I’m sure my questions irritated them. Let me be exceedingly blunt: I don’t give a S#!% about their egos or level of irritation. I do, however, care deeply about my dad; and if they didn’t have the inclination to answer a few questions, why should we trust them with my dad’s life?
To be clear, doctors do some pretty amazing things. They spend a long time learning and improving their craft. They are also well-compensated for it – as they should be. They are not, however, infallible. Nor will I treat them as though they are.
If they were infallible and imbued with complete knowledge, I’d have one smallish notebook of research because everybody would have reached agreement – not four ever-expanding ones. Medicine, like all living arts, evolves. I took it as my responsibility to identify the doctors whose practice appeared to corelate with that evolution.
Yes, I know. I’m not that kind of doctor. So, how could I possibly tell? The short answer is simple: I can’t. What I do know is this. When my dad’s first specialist repeatedly insisted on a course of treatment with an average success rate of eight percent, I took that as a strong indicator of his commitment to improvement. We went elsewhere. To quote one of the next doctors, “Oh we haven’t used that stuff in years.” Consensus.
The journey has continued for many months. Last week, there was a turning point. My dad’s current doctor, Rodney Davis, MD at the University of Arkansas for Medical Sciences did a follow up exam and a few tests. The results indicated no presence of cancer.
Frankly, I don’t quite know how to process the news. Of course, the situation isn’t absolutely concluded. There will likely be lifelong monitoring and maybe even additional treatments. So be it. For the moment, I think everyone feels a lot better.

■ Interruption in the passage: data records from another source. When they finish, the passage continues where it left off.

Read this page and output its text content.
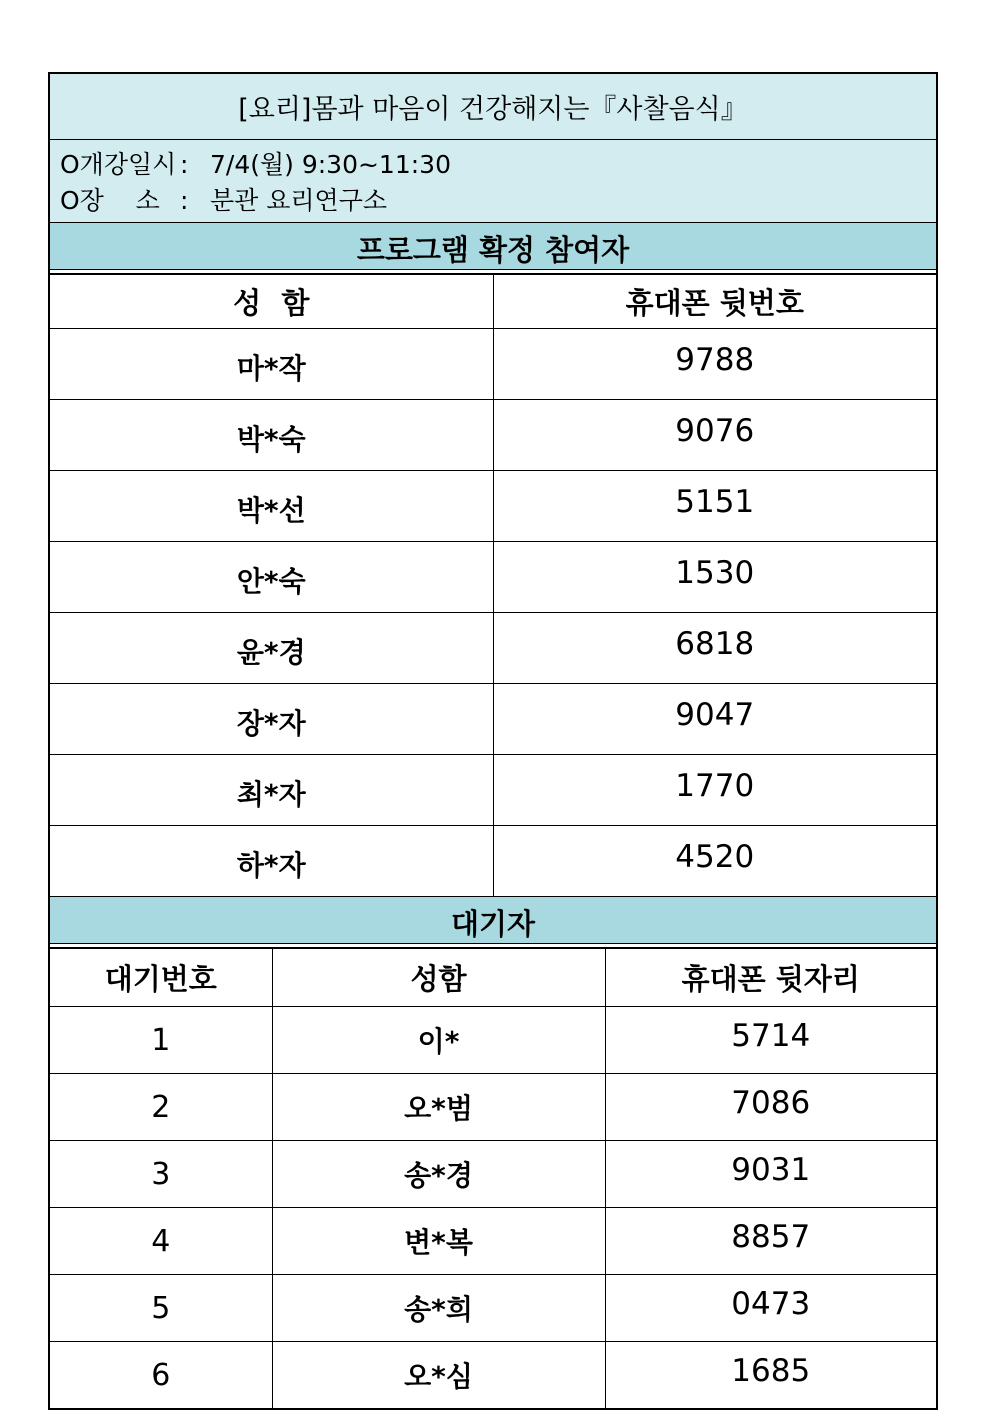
[요리]몸과 마음이 건강해지는『사찰음식』
O개강일시 : 7/4(월) 9:30~11:30
O장    소 : 분관 요리연구소
프로그램 확정 참여자
성  함	휴대폰 뒷번호
마*작	9788
박*숙	9076
박*선	5151
안*숙	1530
윤*경	6818
장*자	9047
최*자	1770
하*자	4520
대기자
대기번호	성함	휴대폰 뒷자리
1	이*	5714
2	오*범	7086
3	송*경	9031
4	변*복	8857
5	송*희	0473
6	오*심	1685
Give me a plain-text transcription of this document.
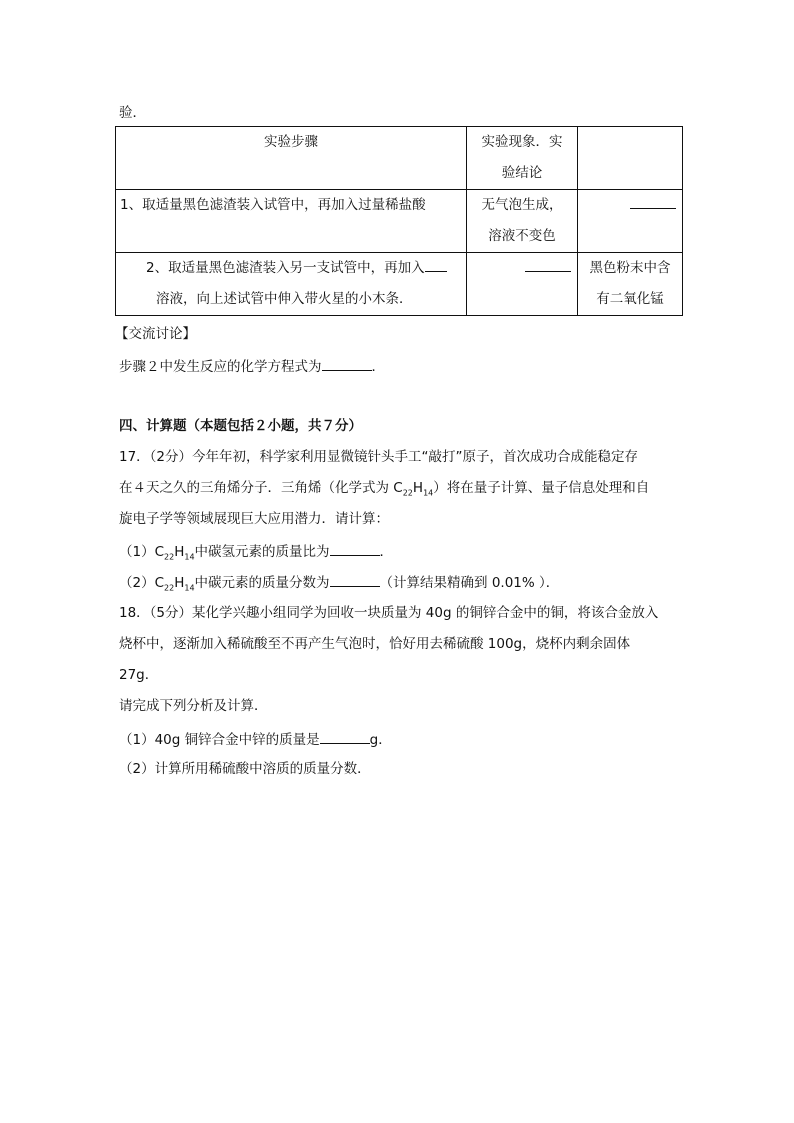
验．
实验步骤	实验现象．实
验结论	

1、取适量黑色滤渣装入试管中，再加入过量稀盐酸	无气泡生成，
溶液不变色	

2、取适量黑色滤渣装入另一支试管中，再加入
溶液，向上述试管中伸入带火星的小木条．		黑色粉末中含
有二氧化锰
【交流讨论】
步骤２中发生反应的化学方程式为	．
四、计算题（本题包括２小题，共７分）
17．（2分）今年年初，科学家利用显微镜针头手工“敲打”原子，首次成功合成能稳定存
在４天之久的三角烯分子．三角烯（化学式为 $C_{22}H_{14}$）将在量子计算、量子信息处理和自
旋电子学等领域展现巨大应用潜力．请计算：
$(1)C_{22}H_{14}$中碳氢元素的质量比为	．
$(2)C_{22}H_{14}$中碳元素的质量分数为	（计算结果精确到 0.01% ）．
18．（5分）某化学兴趣小组同学为回收一块质量为 40g 的铜锌合金中的铜，将该合金放入
烧杯中，逐渐加入稀硫酸至不再产生气泡时，恰好用去稀硫酸 100g，烧杯内剩余固体
27g．
请完成下列分析及计算．
（1）40g 铜锌合金中锌的质量是	g．
（2）计算所用稀硫酸中溶质的质量分数．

As a point of preliminary summary, I have a few observations. First, passivity and blind acceptance of the first “expert” opinion will likely get you suboptimal results. You are responsible for understanding as much as you can about your own situation and options. Second, sometimes things just go wrong and there’s nothing you can do about it. Third, I hated every second of this experience. It really pissed me off that this kind, decent, honest, generous, creative, loving man had to endure all the pain and stress associated with this disease. Fourth – paradoxically – there was actually something pretty great that came out of it. Apart from successful treatment, my dad and I got to spend a lot of time together. We traveled. We ate some interesting meals. We even got to see a few sights along the way. Most of all, we got to talk. While I am extremely thankful for the positive medical outcomes, I am equally thankful for the time together. I’m sorry it took a situation like this for me to be more present. Lastly, Pop, thanks for hanging in there. Whatever is next. You won’t be alone.